Wednesday, 31 December 2014

Satan Lives in the Cellar

Late to the party as always, I just got around to watching American Horror Story. I have nearly reached the end of the first season, but it gave me plenty to ponder.

1. Why is the female terror less obnoxious than in Black Mirror?
It's probably because the writers bother to give the women characters: some of the most horrific moments - the baby clawing from within the womb, the home invasion - are seen from the women's perspective. What it loses in the cool appraisal of an amoral protagonist, it gains in both terror and sensitivity.

2. Isn't it a bit derivative? 
There is nothing new in the horror stories - they share Black Mirror's post modern adaptation of source stories, but ramp it up a notch. The double-episode Halloween special was a compilation of expected tropes (yes, the dead walk the earth), but by using a nuclear family as the focus, all sorts of intriguing allegories are evoked. It's 2014, mind: originality is only available from liars and classical texts.

3. Who's the daddy?
The central character is a dad - a psychiatrist, no less. He might not be a deadbeat or absent father (where's the plot in someone not there?), but he runs the gamut of petty sins. I say petty - he breaks the Ten Commandments before getting out of bed with his student mistress. Sure, it's another 'masculinity in crisis' routine but, unlike Peep Show, Black Mirror and the rest, this man is the architect of his own undoing.
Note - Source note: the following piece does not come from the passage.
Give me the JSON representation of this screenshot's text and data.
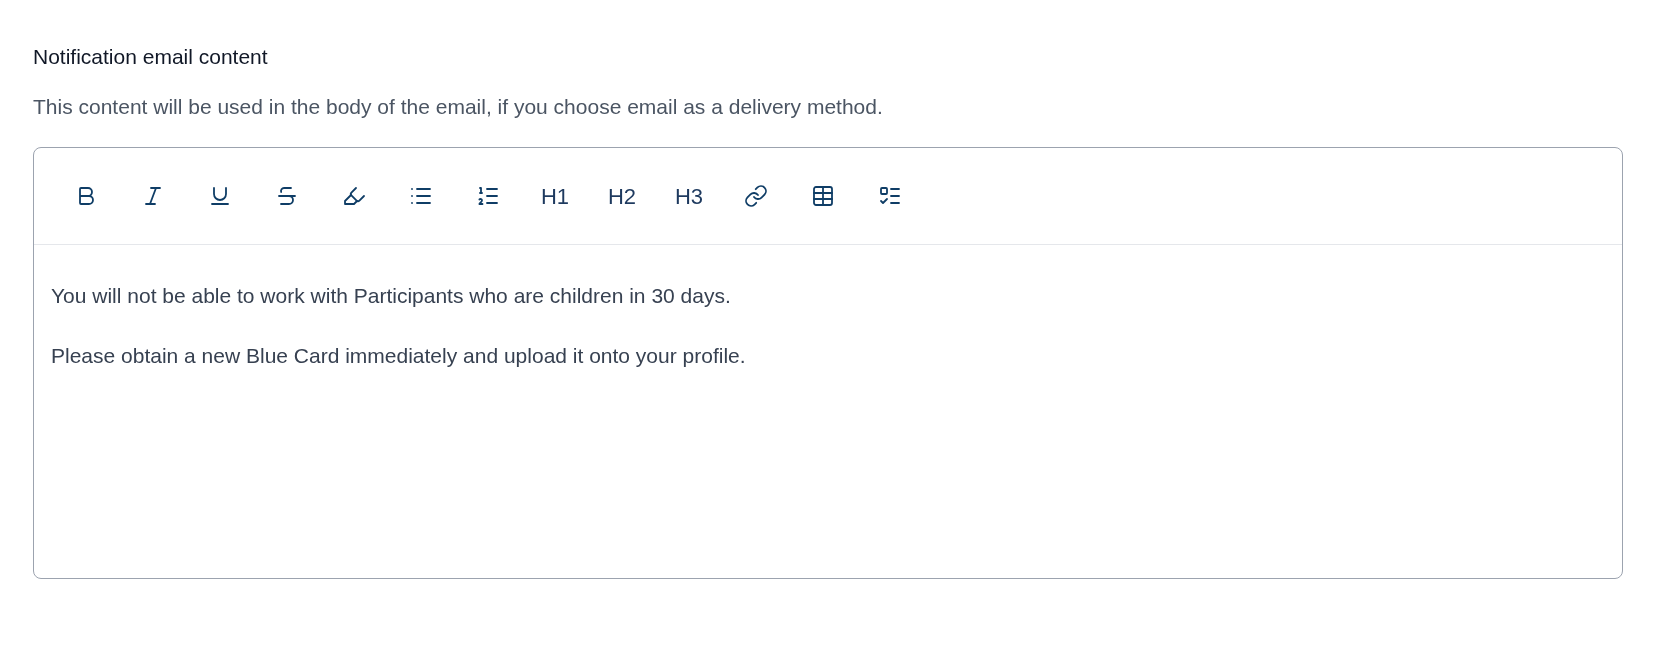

He's not the victim of a society that is forcing feminine values on him. He takes advantage of his privilege to winch students, buy cheap real estate and slap up a patio over the corpses in the back garden. 

4. I haven't shat my pants yet.
When Alan Moore did something similar with Swamp Thing in the 1980s, he twisted various American horrors to comment on American social ills (guns, racism, misogyny). AHS isn't doing this in the episodes I have seen, at least not on the surface. It doesn't have the strangely blunt allegory that Moore delighted in using. Yet in the central trinity of a disintegrating family, it is more subtle. The horror is not so much an external threat, but lurks in the basement.

5. The High School Killer seems lovely.
At times: he was a bit of a stalker but it turns out he wasn't so much stalking as tied to the basement by unearthly powers. Here's a strength of the series: the characters develop. The current moral dilemma it is addressing is whether a high school killer could ever become redeemed through love, without forgetting that his romance is as creepy as twilight.